Nicht getestet : 3 neue Modelle und ein Ortofon

Nach Abschluß der für diesen Sammeltest durchgeführten Messungen und Hörtests erreichten uns noch drei neue Modelle von audiotechnica: Signet MKX11 E, AT 25 und AT 20 SS. Wir werden diese Tonabnehmer in den nächsten Sammeltest einbeziehen, ebenso wie die im Januar 1979 in der Las-Vegas-Show erstmals gezeigten und inzwischen wohl auch auf dem deutschen Markt erhältlichen Leichttonabnehmer von Ortofon.

Bild 1 zeigt das Grundmodell, dessen Masse nur 1,5g beträgt und das zur Integration in einen Leichttonarm gedacht ist. Daneben gibt es eine mit einem Halbzolladapter ausgestattete, 2,7g wiegende Variante (Bild 2) und zum Gebrauch an gängigen Tonarmen mit Überwurfmutter das Modell „Concorde" (Bild 3), dessen Masse nur 7g ausmacht. Eigens für Dual fertigt Ortofon den Leichttonabnehmer auch mit speziellem Übergangsstück (Bild 4).

Der neue Ortofon Leichttonabnehmer

Diese Leichttonabnehmer in Verbindung mit einem Leichttonarm gestatten die Reduzierung der effektiven Masse, so daß trotz hoher Nadelnachgiebigkeit (und folglich kleinen Auflagekräften) die Baßeigenresonanz im günstigen Frequenzbereich zwischen 10 und 15 Hz liegt.

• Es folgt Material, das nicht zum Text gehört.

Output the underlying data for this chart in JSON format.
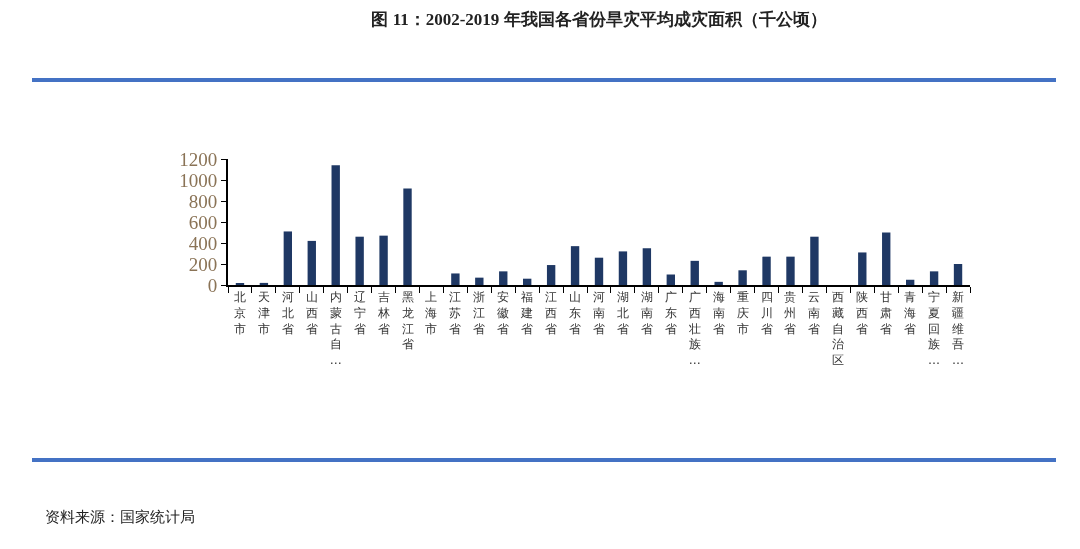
{
  "chart_data": {
    "type": "bar",
    "title": "图 11：2002-2019 年我国各省份旱灾平均成灾面积（千公顷）",
    "categories": [
      "北京市",
      "天津市",
      "河北省",
      "山西省",
      "内蒙古自…",
      "辽宁省",
      "吉林省",
      "黑龙江省",
      "上海市",
      "江苏省",
      "浙江省",
      "安徽省",
      "福建省",
      "江西省",
      "山东省",
      "河南省",
      "湖北省",
      "湖南省",
      "广东省",
      "广西壮族…",
      "海南省",
      "重庆市",
      "四川省",
      "贵州省",
      "云南省",
      "西藏自治区",
      "陕西省",
      "甘肃省",
      "青海省",
      "宁夏回族…",
      "新疆维吾…"
    ],
    "values": [
      10,
      20,
      510,
      420,
      1140,
      460,
      470,
      920,
      0,
      110,
      70,
      130,
      60,
      190,
      370,
      260,
      320,
      350,
      100,
      230,
      30,
      140,
      270,
      270,
      460,
      0,
      310,
      500,
      50,
      130,
      200
    ],
    "color": "#1f3864",
    "ylim": [
      0,
      1200
    ],
    "yticks": [
      0,
      200,
      400,
      600,
      800,
      1000,
      1200
    ],
    "grid": false,
    "annotations": [
      "资料来源：国家统计局"
    ]
  }
}
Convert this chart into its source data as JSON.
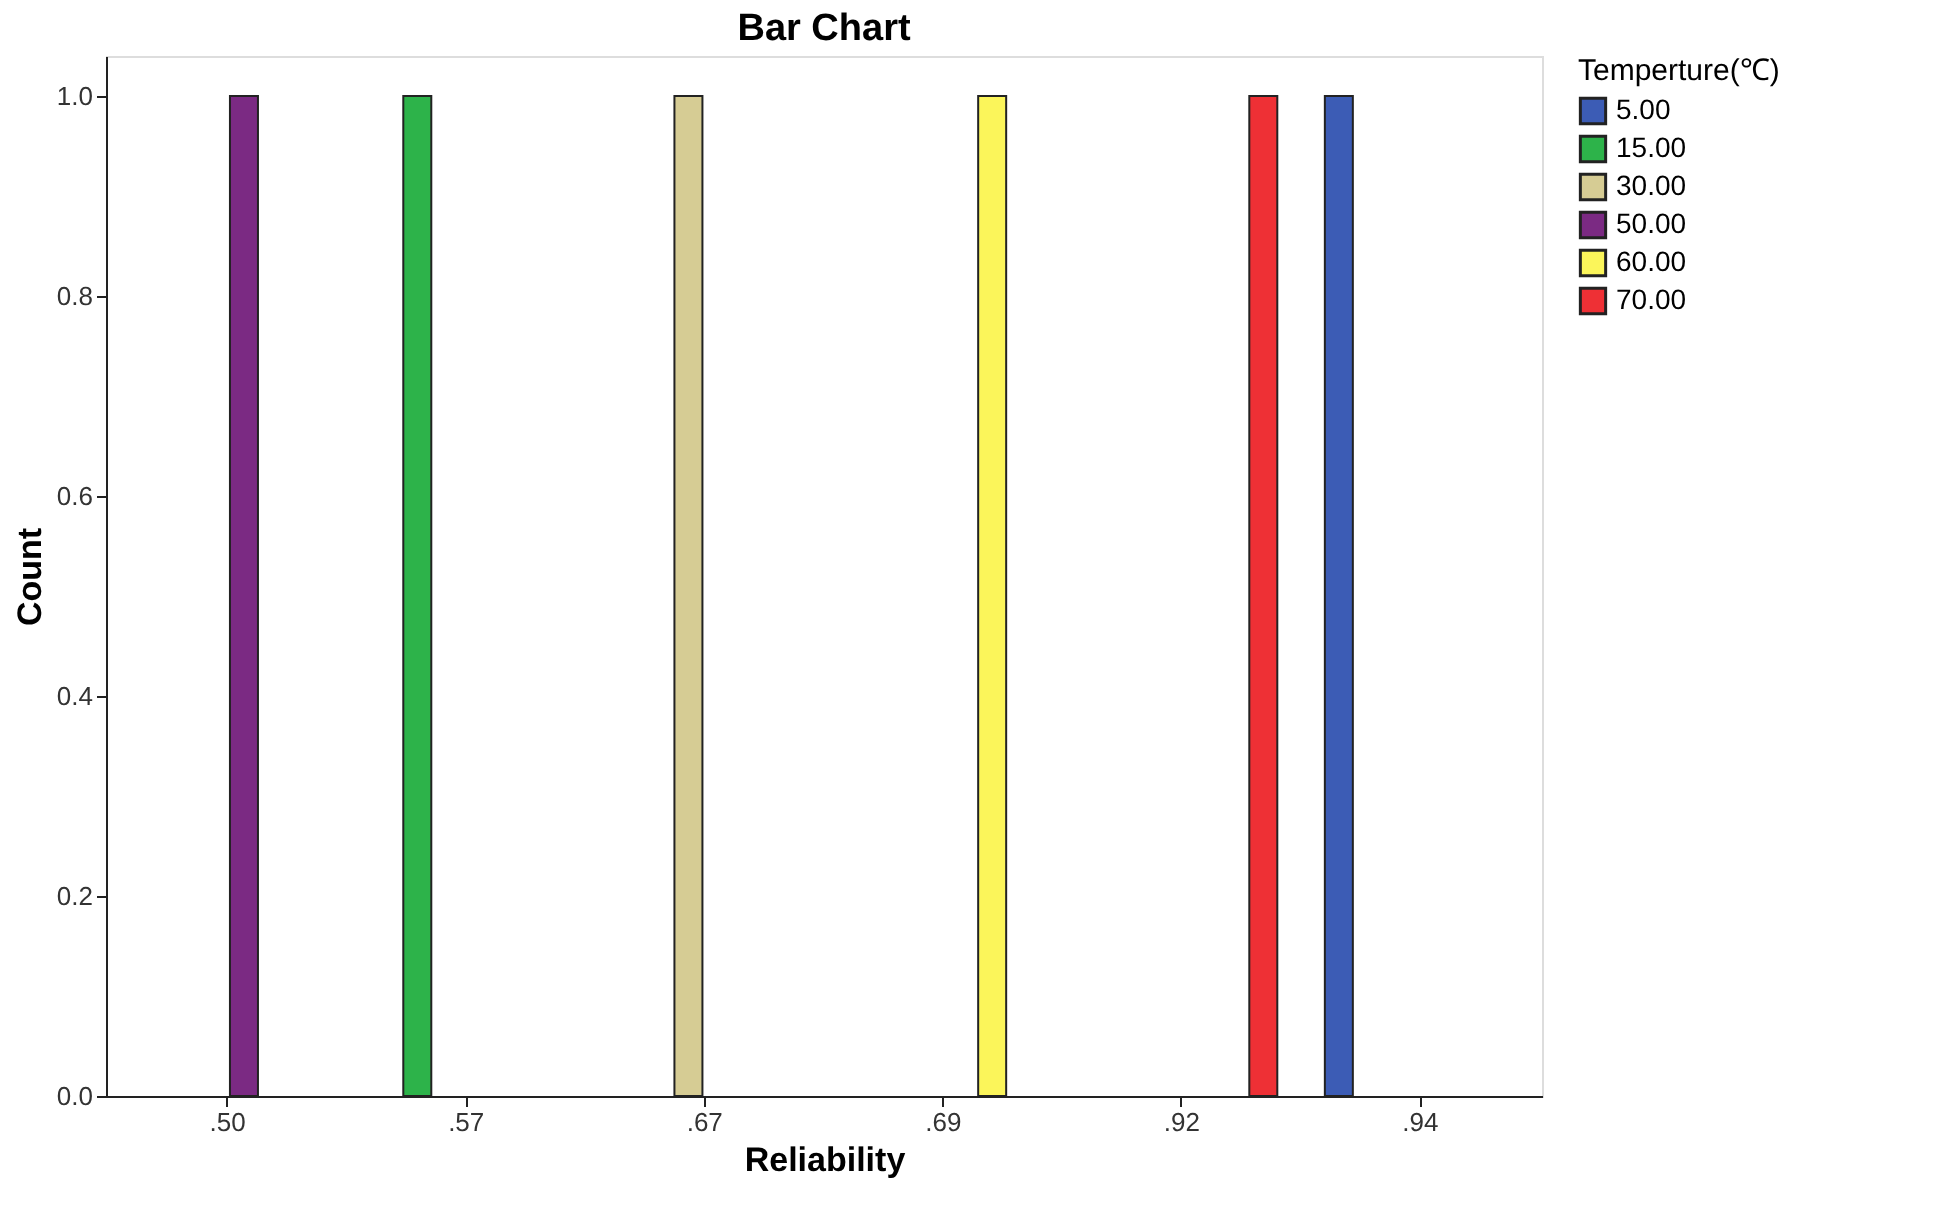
{
  "chart_data": {
    "type": "bar",
    "title": "Bar Chart",
    "xlabel": "Reliability",
    "ylabel": "Count",
    "legend_title": "Temperture(℃)",
    "categories": [
      ".50",
      ".57",
      ".67",
      ".69",
      ".92",
      ".94"
    ],
    "series": [
      {
        "name": "5.00",
        "color": "#3c5cb5",
        "values": [
          null,
          null,
          null,
          null,
          null,
          1.0
        ]
      },
      {
        "name": "15.00",
        "color": "#2db34a",
        "values": [
          null,
          1.0,
          null,
          null,
          null,
          null
        ]
      },
      {
        "name": "30.00",
        "color": "#d6cc94",
        "values": [
          null,
          null,
          1.0,
          null,
          null,
          null
        ]
      },
      {
        "name": "50.00",
        "color": "#7b2a83",
        "values": [
          1.0,
          null,
          null,
          null,
          null,
          null
        ]
      },
      {
        "name": "60.00",
        "color": "#fbf55a",
        "values": [
          null,
          null,
          null,
          1.0,
          null,
          null
        ]
      },
      {
        "name": "70.00",
        "color": "#ee3035",
        "values": [
          null,
          null,
          null,
          null,
          1.0,
          null
        ]
      }
    ],
    "ylim": [
      0,
      1.04
    ],
    "yticks": [
      {
        "value": 0,
        "label": "0.0"
      },
      0.2,
      0.4,
      0.6,
      0.8,
      {
        "value": 1,
        "label": "1.0"
      }
    ],
    "grid": false,
    "legend": "top right"
  }
}
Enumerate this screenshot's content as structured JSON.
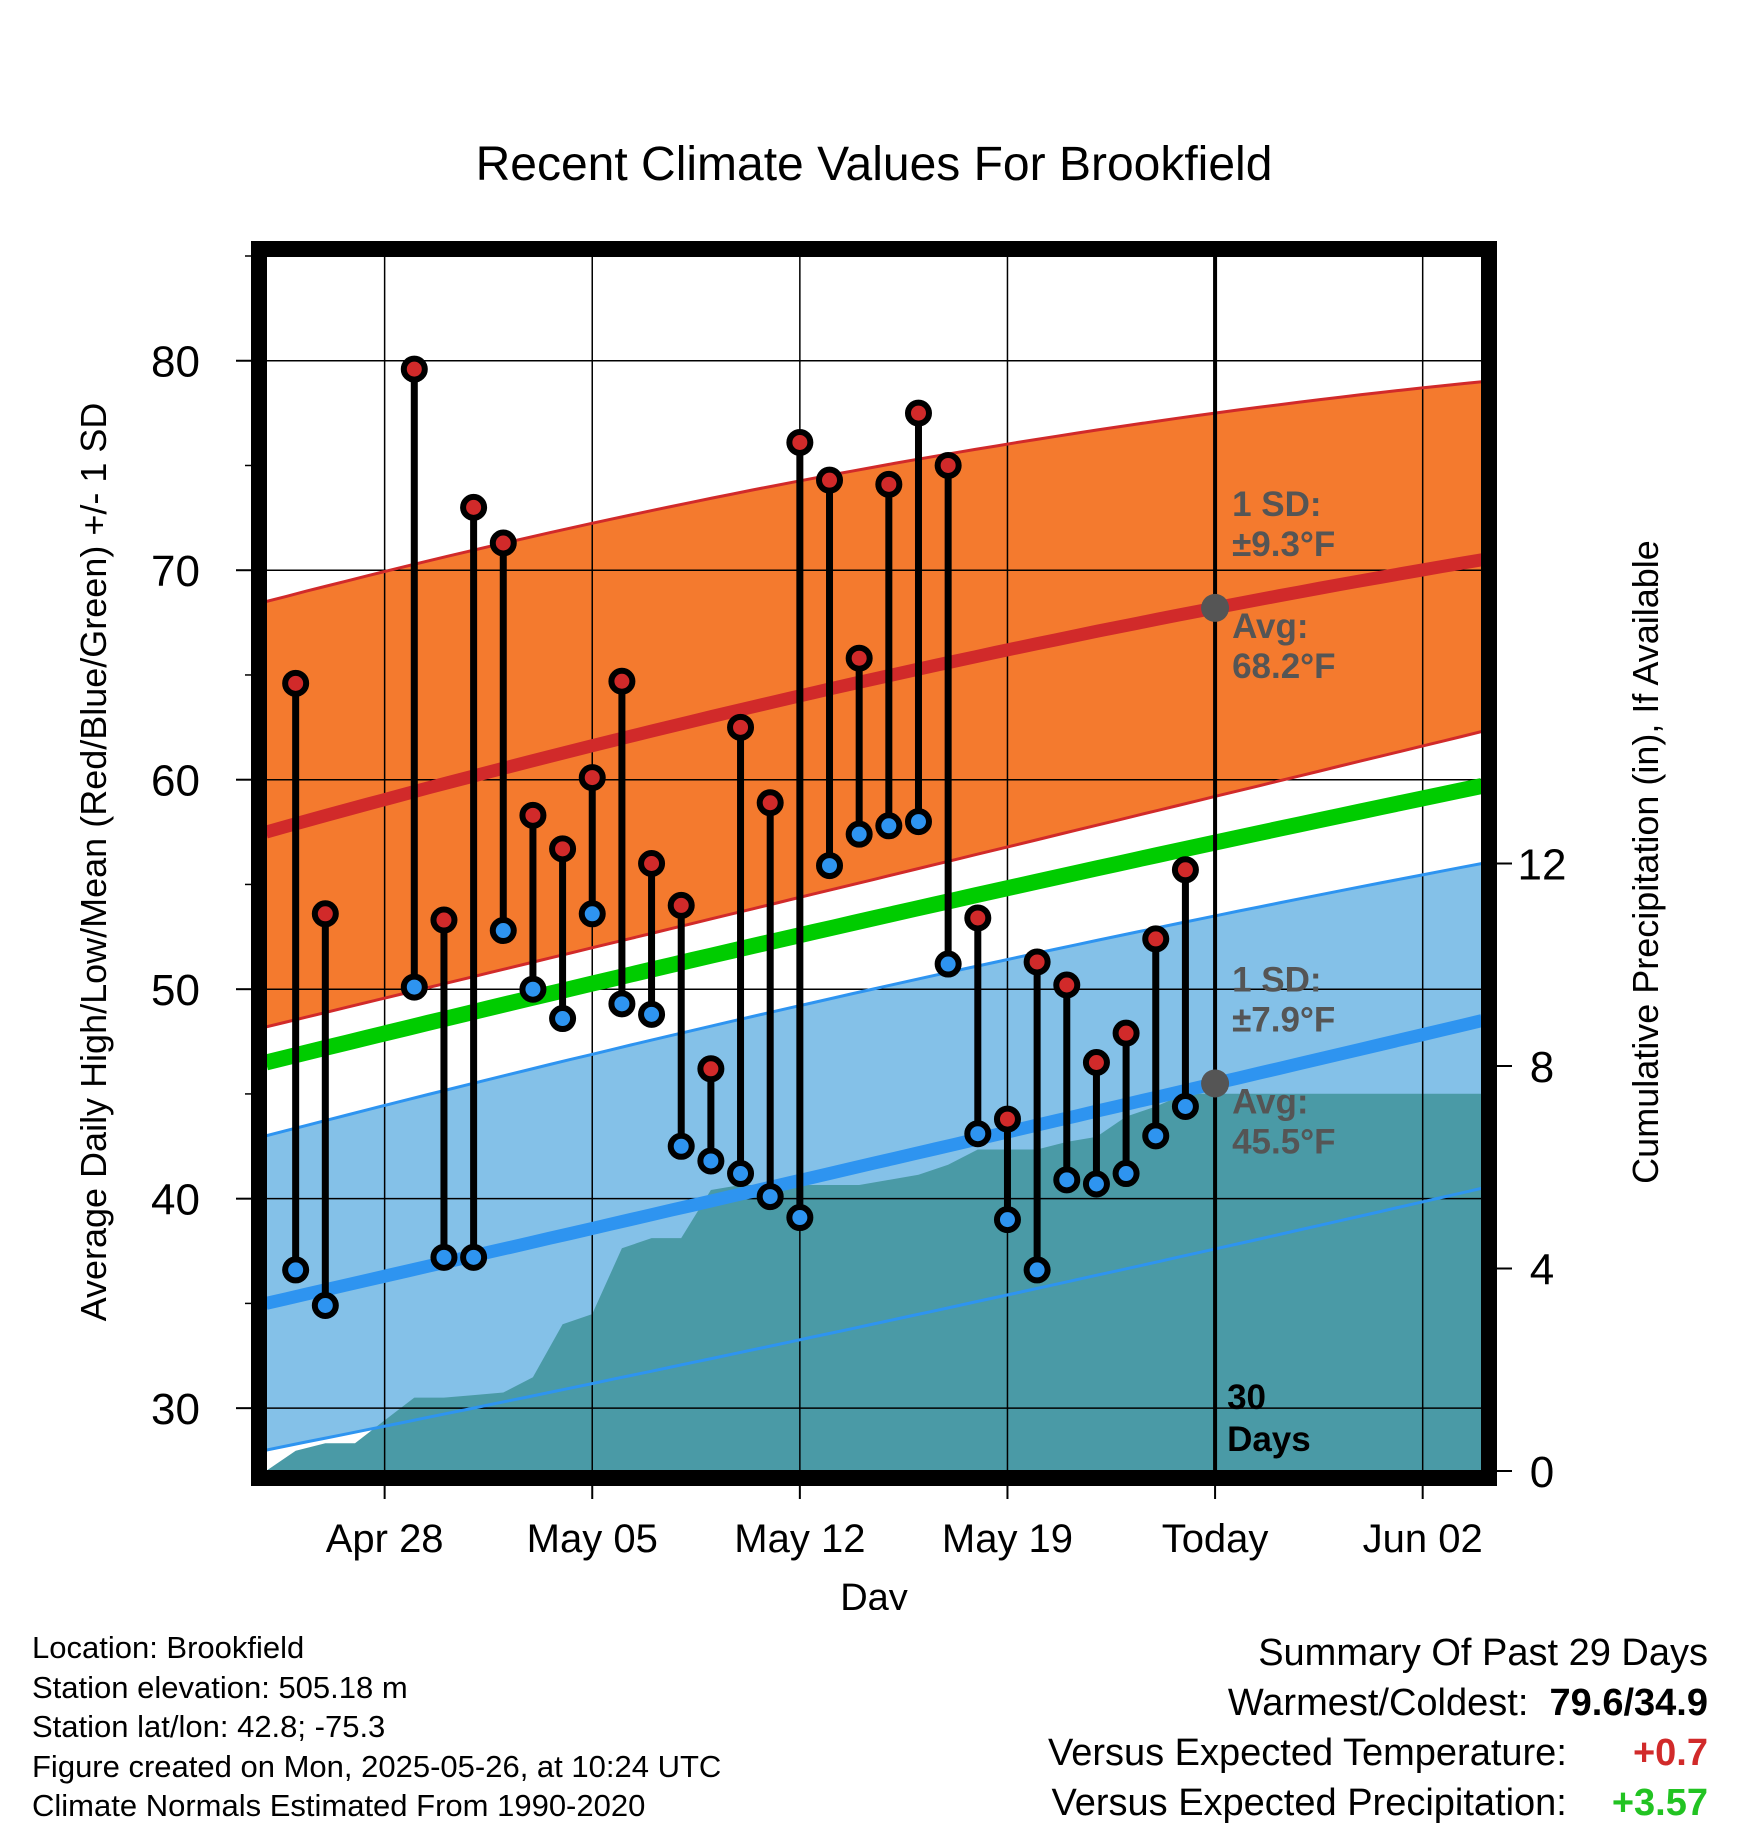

Das derzeitig unter Laborbedingungen in Stückzahlen von rund zweihundert täglich produzierte Spitzenmodell von Ortofon ist das dynamische MC-30. Es wird mit Meßprotokoll und einer direktgeschnittenen Tonabnehmer-Testplatte zum Preis von rund 1.200.- DM in einem Leichtmetallkoffer geliefert (Bild 5), was sogar noch „vornehmer" ist als bei Technics im Falle des EPC 100 C (vgl. HiFi-Stereophonie 8/78), das „nur" in einem aufwendigen großformatigen Behältnis aus Pappe mit Meßprotokoll und -Schallplatte geliefert wird.

Ortofon Details

Bild 6 zeigt unten zwei offene MC-30 in unterschiedlichen Montagestufen. Beim rechten Exemplar fehlt vorne das Eisenstückchen, das den magnetischen Kreis schließt, so daß man den winzigen Spulenträger sehen kann, der auf dem Nadelträger sitzt. In Bild 7, einer Mikroskopaufnahme, kann man die im rechten Winkel zueinander gewickelten Spulenpaare deutlich erkennen. Der nach vorne gerichtete Nadelträger wird wegen der geringen Tiefenschärfe nur unscharf abgebildet.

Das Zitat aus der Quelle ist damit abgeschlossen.